Nama ini diambil oleh Huang Rumeng, jadi Sun Hao menyebutnya seperti ini.


"Retak ..."


Yingyou mengangguk seperti ayam mematuk nasi.


"Tidak, para tamu tidak minum, bagaimana kamu bisa bergerak dulu!"


Setelah berbicara, Sun Hao menuangkan secangkir teh untuk Chen Daoming dan menyerahkannya kepadanya.


Chen Daoming merasakan mata buruk Yingyou, ekspresinya mandek, dan dia mengambilnya di suatu tempat untuk diminum.


"Saudara Chen, minum." Sun Hao bersulang.


"Ini ... ini, Nak, berikanlah secangkir." Kata Chen Daoming.


"Tidak penting!"


Sun Hao sepertinya telah memperhatikan sesuatu yang salah, dia melihat tubuh Ying You meledak seperti sabung ayam, dan dia tidak bisa menahan sedikit cemberut.


Orang ini tidak ingin hidup lagi.


Berani menatap pembudidaya seperti ini, jika dia menjadi gila dan membunuh Anda dengan satu pisau, dia tidak dapat melindungi dirinya sendiri, tetapi dia adalah seorang master yang dapat bertahan hidup di depan boneka.


Benar-benar cuek.


Sun Hao memandang Yingyou dan berkata, "Mengapa kamu menatap para tamu seperti ini? Jangan jujur, hati-hati aku membuatkanmu ayam panggang!"


Kata-kata itu keluar.


Yingyou sangat ketakutan.


Bergegas di kaki Sun Hao, menggigil.


Ketika Chen Daoming menyaksikan adegan ini, ada badai di hatinya, dan dia tidak bisa tenang untuk waktu yang lama.
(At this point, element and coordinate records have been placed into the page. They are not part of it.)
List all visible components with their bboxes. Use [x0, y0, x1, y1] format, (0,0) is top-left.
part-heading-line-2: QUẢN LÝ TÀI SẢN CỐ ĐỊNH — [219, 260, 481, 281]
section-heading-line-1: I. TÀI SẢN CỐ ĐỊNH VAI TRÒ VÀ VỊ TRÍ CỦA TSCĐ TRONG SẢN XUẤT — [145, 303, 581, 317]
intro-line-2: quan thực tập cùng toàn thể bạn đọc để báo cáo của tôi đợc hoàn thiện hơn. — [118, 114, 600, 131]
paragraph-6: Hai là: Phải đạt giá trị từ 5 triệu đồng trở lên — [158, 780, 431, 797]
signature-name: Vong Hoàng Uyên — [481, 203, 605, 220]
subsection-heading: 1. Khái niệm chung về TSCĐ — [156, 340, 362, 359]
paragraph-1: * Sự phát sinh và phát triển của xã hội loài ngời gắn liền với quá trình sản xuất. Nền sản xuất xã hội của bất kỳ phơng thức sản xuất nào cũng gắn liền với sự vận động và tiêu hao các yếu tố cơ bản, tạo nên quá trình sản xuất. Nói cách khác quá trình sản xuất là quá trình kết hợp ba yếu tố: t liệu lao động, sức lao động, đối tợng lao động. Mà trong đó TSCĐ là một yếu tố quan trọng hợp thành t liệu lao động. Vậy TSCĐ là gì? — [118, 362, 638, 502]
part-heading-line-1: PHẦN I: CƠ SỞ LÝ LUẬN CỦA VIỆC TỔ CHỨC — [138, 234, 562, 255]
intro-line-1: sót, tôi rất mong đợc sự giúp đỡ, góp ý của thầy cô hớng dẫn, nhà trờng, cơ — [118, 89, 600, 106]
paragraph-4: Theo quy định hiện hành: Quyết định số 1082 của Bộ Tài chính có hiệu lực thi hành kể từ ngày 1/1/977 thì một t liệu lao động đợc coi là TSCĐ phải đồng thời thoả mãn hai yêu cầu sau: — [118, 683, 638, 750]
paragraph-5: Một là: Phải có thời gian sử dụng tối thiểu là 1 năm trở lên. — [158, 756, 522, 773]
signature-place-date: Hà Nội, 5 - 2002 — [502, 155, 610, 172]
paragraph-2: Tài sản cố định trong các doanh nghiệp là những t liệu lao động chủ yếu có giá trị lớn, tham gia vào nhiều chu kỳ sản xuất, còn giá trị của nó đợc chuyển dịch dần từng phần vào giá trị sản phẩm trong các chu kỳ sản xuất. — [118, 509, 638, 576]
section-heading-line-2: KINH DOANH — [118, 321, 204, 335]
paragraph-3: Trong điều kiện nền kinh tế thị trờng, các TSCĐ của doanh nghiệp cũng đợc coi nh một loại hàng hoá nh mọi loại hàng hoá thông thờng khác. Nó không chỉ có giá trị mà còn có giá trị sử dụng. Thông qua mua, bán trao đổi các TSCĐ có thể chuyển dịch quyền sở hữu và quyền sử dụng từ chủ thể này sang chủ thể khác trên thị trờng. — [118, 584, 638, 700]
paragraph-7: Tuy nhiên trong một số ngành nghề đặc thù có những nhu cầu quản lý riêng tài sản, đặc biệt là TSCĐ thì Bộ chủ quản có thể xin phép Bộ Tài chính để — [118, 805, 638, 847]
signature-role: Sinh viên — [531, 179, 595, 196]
Di depan putranya, binatang itu juga harus berbaring tengkurap.


Apa identitas putranya, begitu menakutkan.


“Saudara Chen, minum.” Sun Hao mengangkat cangkirnya.


"Terima kasih ... Tuan Xie."


Chen Daoming juga mengangkat cangkirnya dan menyesapnya.


"panggilan……"


Aroma teh memenuhi mulut.


Setelah teh diminum, itu berubah menjadi aliran kekuatan abadi murni yang tak tertandingi, mengalir ke meridian tubuh.


Melalui meridian, tubuh dan meridian ditingkatkan.


Pada saat ini, Chen Daoming merasa tubuh fisiknya menguat dengan cepat.


"Xiancha!"


Chen Daoming gemetar di dalam hatinya dan wajahnya terkejut.


Dengan gigitan kecil, tubuh fisiknya menjadi lebih kuat beberapa kali.


Setelah satu cangkir ini, tubuhnya takut ratusan kali lebih kuat?


Chen Daoming memandang Sun Hao dengan rasa syukur di matanya, "Anakku, jangan khawatir, aku akan memberantas ras jahat!"


Minum secangkir teh.


Tubuh Chen Daoming menjadi seribu kali lebih kuat.


Bahkan jika itu adalah senjata spiritual bermutu tinggi, saya khawatir itu tidak akan melukai diri saya sendiri.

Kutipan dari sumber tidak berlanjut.